Beta-alanine vs. L-alanine
L-alanine is the most common form of alpha-alanine, a nonessential amino acid found in the body. Beta-alanine and L-alanine have the same molecular formula (C3H7NO2). L-alanine helps break down sugar and acid and is a source of energy in the body. It also supports the immune system and protein formation [R, R].
Interactions with Other Supplements
1) Beta-alanine and Creatine
In a 10-week study (DB-RCT) of 33 male college football players, combined supplements increased lean body mass and decreased body fat more than creatine supplements alone [R].
2) Beta-alanine and Sodium Bicarbonate
In a 4-week study (DB-RCT) of 37 athletes, combined supplements improved performance, perceived exertion, and the total amount of exercise work done [R].
3) Beta-alanine and Taurine
High concentrations of beta-alanine decreased taurine levels in rats [R].
However, the recommended dose for a beta-alanine supplement is too low to cause taurine depletion [R].
For example, a study (DB-RCT) of 13 males found that 10 weeks of beta-alanine supplementation did not decrease taurine levels [R].
Taurine supplementation offsets depleted taurine caused by beta-alanine.

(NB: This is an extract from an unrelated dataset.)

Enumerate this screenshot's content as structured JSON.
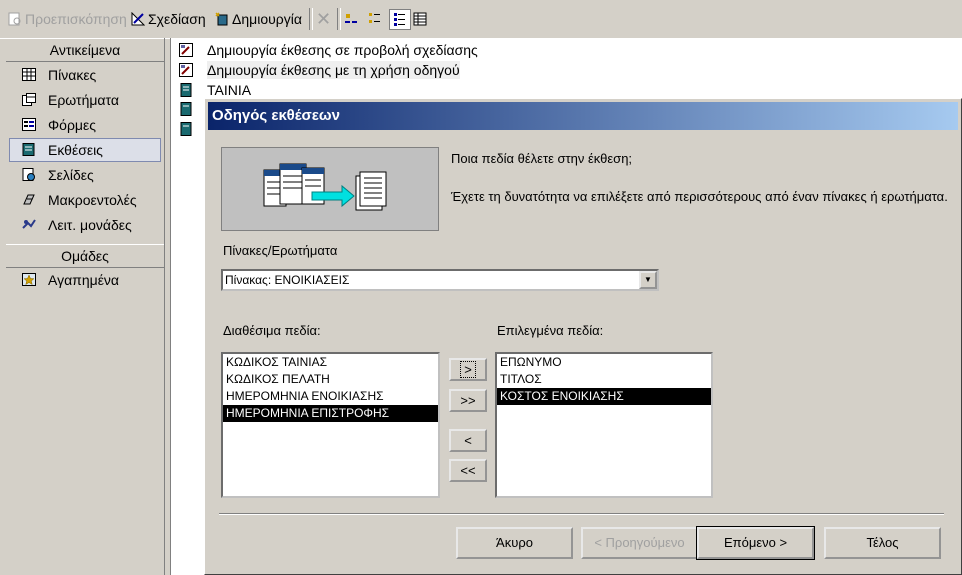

The combined use of beta-alanine and taurine supplements helped mice fight muscle fatigue [R].
A man reported that beta-alanine delayed muscle fatigue and improved his routine. He used it every day and experienced tingling and stomach issues.
A woman said that beta-alanine benefited her middle-aged husband, who was active military. A low dose was sufficient to reduce his fatigue.
Additionally, a middle-aged man said that beta-alanine reduced muscle pain and improved performance. He also experienced hot flashes.